U.S. box-office revenues gained $1.8 billion so far this year, down a massive 72% from the same time period a year ago, according to IMDb Box Office Mojo. A year ago, through the same time period, box-office revenues were at $6.4 billion through mid-July.

Biggest theatrical movie for 2020 so far: “Bad Boys for Life” pulled in $204.4 million in traditional in-theater U.S. box-office sales and $419.1 million worldwide.

Earlier this year -- much to the chagrin of movie theater chains that threatened longtime financial distribution consequences -- Universal Pictures shifted its “Trolls World Tour” to streaming distribution vs. theatrical distribution.
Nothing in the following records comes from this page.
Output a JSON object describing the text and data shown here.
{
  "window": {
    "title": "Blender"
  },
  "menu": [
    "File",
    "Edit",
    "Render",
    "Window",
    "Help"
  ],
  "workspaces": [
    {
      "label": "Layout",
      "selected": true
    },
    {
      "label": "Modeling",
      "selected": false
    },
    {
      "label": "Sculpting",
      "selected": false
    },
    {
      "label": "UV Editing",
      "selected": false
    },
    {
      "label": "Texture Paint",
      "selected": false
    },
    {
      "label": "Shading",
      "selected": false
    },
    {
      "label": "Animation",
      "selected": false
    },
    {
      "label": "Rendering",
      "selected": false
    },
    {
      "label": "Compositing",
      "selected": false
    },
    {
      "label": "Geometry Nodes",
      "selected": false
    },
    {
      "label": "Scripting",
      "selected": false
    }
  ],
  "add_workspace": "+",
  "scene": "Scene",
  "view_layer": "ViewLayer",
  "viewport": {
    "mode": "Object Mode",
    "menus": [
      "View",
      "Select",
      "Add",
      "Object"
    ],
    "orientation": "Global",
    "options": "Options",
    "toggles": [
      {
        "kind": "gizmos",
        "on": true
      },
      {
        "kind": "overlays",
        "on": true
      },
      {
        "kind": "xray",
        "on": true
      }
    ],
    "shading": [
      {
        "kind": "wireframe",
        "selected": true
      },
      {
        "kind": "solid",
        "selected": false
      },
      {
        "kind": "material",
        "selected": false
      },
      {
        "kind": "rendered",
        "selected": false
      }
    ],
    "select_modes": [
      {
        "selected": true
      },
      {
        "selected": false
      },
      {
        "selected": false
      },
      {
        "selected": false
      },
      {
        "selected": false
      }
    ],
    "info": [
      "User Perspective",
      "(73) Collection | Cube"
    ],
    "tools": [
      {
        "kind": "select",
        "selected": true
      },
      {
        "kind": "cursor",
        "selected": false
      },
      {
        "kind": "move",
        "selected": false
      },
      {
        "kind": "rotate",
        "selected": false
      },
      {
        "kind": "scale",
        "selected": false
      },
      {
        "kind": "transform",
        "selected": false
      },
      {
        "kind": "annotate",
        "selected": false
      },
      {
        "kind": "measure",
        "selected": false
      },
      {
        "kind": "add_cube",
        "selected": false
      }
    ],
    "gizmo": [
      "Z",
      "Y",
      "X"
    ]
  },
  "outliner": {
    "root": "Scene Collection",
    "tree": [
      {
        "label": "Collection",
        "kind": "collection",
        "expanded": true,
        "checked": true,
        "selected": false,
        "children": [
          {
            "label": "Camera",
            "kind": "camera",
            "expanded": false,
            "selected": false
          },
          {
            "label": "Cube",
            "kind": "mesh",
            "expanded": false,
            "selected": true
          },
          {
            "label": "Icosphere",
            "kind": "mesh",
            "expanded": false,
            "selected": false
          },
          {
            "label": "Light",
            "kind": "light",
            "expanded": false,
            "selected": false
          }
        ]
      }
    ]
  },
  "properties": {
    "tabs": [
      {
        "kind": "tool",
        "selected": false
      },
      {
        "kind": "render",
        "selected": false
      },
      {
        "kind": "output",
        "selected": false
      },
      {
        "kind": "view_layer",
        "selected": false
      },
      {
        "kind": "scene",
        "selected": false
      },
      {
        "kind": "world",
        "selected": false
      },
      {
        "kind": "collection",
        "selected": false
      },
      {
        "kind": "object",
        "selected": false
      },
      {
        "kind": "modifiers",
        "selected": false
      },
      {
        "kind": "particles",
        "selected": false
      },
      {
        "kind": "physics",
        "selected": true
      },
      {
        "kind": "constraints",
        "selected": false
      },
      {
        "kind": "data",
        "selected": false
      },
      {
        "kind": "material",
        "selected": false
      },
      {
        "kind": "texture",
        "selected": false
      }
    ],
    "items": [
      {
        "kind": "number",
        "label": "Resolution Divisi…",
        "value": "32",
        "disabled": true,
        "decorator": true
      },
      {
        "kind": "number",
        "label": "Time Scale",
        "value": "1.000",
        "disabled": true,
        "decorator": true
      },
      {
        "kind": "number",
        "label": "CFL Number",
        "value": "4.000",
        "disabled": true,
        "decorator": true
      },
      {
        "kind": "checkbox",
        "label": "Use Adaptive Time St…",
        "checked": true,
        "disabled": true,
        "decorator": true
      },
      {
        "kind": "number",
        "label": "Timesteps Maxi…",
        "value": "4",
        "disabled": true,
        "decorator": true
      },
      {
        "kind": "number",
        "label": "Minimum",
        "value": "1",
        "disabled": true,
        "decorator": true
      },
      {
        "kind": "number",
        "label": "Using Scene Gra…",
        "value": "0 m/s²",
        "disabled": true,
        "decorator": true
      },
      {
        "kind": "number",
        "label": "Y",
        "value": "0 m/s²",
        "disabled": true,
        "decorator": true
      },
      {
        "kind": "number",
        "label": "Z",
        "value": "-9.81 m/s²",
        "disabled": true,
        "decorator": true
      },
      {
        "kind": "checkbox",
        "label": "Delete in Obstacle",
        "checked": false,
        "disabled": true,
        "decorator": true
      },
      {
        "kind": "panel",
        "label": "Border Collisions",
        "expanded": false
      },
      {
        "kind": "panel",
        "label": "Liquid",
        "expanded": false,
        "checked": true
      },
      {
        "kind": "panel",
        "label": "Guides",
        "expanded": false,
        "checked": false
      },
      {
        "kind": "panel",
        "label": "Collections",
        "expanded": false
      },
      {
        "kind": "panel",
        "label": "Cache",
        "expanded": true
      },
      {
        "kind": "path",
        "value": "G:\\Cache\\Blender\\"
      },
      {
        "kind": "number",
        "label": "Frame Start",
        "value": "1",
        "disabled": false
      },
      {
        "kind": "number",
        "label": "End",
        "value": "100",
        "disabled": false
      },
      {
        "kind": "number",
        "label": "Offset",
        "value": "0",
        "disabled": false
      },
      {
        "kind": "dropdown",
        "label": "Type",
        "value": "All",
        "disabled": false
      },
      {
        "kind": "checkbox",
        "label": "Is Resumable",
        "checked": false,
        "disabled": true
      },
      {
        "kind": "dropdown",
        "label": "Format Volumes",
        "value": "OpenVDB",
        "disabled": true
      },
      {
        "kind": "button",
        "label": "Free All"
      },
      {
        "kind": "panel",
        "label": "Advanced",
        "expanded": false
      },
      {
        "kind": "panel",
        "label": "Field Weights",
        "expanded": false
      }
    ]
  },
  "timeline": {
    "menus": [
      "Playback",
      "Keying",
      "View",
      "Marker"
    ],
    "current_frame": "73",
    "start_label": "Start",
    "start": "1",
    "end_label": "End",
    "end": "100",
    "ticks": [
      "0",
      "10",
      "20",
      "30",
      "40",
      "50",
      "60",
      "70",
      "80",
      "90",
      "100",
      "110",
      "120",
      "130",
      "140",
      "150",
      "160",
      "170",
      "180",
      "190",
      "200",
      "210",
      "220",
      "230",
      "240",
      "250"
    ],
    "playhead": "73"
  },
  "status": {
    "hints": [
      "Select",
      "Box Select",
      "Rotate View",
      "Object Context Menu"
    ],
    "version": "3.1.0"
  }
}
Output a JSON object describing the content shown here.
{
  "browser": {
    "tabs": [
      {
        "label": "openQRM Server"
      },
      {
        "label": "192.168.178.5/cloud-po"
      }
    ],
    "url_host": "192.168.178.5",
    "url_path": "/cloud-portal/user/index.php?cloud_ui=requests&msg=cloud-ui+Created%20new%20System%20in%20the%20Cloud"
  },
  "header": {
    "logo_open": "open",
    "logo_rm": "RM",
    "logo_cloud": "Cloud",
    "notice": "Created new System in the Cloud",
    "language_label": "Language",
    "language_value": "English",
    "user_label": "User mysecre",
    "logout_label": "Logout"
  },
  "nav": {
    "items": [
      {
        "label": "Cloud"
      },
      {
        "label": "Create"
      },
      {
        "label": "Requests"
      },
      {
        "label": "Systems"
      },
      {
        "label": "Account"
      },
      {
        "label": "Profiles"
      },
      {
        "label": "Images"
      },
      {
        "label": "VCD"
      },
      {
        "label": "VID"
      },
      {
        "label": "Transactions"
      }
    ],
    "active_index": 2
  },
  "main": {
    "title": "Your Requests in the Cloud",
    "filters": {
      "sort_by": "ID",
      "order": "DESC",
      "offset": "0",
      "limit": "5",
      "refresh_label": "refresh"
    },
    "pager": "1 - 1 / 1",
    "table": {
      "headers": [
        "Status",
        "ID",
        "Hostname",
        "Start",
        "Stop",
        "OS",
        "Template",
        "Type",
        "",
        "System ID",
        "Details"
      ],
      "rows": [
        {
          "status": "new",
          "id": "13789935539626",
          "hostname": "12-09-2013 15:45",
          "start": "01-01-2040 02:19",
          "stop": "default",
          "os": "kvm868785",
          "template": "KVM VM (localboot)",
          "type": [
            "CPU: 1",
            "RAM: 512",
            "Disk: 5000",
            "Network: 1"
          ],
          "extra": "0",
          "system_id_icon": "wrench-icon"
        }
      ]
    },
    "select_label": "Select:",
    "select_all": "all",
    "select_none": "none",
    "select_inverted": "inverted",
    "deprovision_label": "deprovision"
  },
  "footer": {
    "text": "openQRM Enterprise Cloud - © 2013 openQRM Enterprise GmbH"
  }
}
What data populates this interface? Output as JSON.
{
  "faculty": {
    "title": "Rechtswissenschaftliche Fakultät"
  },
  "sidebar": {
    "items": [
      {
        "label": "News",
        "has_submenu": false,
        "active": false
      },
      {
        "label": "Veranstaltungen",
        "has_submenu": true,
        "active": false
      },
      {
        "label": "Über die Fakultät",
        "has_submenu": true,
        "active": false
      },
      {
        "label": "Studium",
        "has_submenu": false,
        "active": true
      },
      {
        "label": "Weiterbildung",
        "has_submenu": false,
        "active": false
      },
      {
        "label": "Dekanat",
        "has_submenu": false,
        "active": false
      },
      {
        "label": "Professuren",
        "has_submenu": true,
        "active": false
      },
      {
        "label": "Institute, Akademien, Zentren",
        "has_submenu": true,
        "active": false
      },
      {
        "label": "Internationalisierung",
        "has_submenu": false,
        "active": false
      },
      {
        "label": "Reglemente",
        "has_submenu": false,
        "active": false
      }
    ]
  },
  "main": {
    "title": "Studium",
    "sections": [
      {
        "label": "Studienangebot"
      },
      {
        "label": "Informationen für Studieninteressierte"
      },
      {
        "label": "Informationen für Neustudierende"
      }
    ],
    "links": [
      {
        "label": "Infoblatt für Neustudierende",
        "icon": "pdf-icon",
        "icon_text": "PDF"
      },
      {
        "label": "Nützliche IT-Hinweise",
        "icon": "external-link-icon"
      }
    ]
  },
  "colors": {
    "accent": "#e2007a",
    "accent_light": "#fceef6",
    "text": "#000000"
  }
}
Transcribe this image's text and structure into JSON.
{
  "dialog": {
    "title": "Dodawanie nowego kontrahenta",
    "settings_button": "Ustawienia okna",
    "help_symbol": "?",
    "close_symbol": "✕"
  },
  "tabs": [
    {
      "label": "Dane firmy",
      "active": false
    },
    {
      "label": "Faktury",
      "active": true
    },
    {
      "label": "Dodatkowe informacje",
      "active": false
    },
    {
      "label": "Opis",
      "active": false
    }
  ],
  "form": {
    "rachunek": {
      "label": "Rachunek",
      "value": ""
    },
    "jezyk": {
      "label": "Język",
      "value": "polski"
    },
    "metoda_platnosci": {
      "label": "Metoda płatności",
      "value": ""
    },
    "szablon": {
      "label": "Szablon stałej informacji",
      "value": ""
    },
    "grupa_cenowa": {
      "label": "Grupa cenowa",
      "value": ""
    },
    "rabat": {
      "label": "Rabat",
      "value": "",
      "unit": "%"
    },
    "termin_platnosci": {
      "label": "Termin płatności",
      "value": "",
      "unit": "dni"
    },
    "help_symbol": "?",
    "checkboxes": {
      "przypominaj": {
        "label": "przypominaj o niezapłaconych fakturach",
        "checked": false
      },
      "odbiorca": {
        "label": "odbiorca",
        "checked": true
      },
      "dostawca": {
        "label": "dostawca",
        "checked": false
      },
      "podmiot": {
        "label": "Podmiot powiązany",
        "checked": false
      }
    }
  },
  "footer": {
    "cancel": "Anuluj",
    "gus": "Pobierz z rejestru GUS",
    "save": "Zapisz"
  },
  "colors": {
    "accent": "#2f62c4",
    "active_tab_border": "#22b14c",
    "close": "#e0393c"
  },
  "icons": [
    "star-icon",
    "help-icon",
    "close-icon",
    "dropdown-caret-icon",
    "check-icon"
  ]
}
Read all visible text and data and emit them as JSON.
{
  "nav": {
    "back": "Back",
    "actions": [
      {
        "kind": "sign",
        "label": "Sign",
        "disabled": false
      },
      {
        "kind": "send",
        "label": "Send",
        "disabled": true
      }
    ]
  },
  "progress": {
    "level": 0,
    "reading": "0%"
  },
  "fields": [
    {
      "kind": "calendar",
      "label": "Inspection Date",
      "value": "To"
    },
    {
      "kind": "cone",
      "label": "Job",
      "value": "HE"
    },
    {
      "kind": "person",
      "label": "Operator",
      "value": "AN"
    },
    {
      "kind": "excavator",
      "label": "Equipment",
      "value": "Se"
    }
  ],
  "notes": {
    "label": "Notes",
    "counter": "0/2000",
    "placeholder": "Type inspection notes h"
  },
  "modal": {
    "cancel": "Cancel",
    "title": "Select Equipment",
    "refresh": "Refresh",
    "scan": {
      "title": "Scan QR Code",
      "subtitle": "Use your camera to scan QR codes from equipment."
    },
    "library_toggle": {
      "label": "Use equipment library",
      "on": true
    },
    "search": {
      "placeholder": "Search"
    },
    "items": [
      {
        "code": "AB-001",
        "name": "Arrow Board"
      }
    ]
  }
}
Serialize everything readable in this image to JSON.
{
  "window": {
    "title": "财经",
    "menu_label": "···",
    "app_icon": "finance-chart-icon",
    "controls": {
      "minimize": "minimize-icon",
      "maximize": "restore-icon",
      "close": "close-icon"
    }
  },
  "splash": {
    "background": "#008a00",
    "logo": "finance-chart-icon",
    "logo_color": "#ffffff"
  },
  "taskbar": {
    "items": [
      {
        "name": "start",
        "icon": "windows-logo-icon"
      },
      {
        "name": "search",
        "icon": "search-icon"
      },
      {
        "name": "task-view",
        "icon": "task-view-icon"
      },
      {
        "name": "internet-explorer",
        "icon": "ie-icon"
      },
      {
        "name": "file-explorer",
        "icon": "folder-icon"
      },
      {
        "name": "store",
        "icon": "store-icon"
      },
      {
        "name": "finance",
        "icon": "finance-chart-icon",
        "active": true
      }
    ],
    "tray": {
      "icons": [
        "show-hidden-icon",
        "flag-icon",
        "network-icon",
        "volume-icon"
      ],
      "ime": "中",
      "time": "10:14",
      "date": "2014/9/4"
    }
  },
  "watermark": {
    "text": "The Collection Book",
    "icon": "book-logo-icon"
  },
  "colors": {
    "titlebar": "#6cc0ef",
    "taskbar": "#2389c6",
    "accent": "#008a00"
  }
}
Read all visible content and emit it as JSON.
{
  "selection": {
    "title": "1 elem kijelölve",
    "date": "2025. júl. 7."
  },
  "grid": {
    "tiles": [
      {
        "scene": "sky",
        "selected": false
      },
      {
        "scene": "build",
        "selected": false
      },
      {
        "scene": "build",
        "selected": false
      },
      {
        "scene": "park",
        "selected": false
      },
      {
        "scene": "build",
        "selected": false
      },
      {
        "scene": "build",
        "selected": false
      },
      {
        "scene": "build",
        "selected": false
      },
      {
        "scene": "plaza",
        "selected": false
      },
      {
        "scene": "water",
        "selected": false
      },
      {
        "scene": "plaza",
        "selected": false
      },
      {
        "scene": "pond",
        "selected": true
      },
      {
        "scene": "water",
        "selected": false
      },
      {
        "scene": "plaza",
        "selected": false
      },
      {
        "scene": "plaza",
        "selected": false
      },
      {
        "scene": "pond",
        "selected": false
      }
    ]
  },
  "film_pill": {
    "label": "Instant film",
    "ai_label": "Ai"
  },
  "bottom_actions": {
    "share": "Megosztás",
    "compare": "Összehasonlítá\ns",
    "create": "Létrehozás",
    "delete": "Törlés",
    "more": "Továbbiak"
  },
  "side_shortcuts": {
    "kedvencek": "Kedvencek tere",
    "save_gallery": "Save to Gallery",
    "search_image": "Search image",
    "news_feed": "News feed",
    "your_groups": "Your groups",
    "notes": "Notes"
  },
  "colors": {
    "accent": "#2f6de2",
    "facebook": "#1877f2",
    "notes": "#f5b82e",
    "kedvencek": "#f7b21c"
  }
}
Over three weeks in April, it earned $100 million in streaming video-on-demand revenue, according to the studio, comparable to what the first “Trolls” movie made in its first three weeks in 2016: $116 million.

A more recent look, according to NBCUniversal’s FandangoNow, the transactional video on demand service says for the most completed Monday to Sunday week period, the top 10 streaming movies in terms of revenue were:

“Trolls World Tour,” “The Outpost,” “The King of Staten Island,” “You Should Have Left,” “Force of Nature,” “The Invisible Man,” “Archive,” “Bad Boys for Life,” “Irresistible” and “Scoob!”

FandangoNow did not disclose actual streaming revenue for these movies.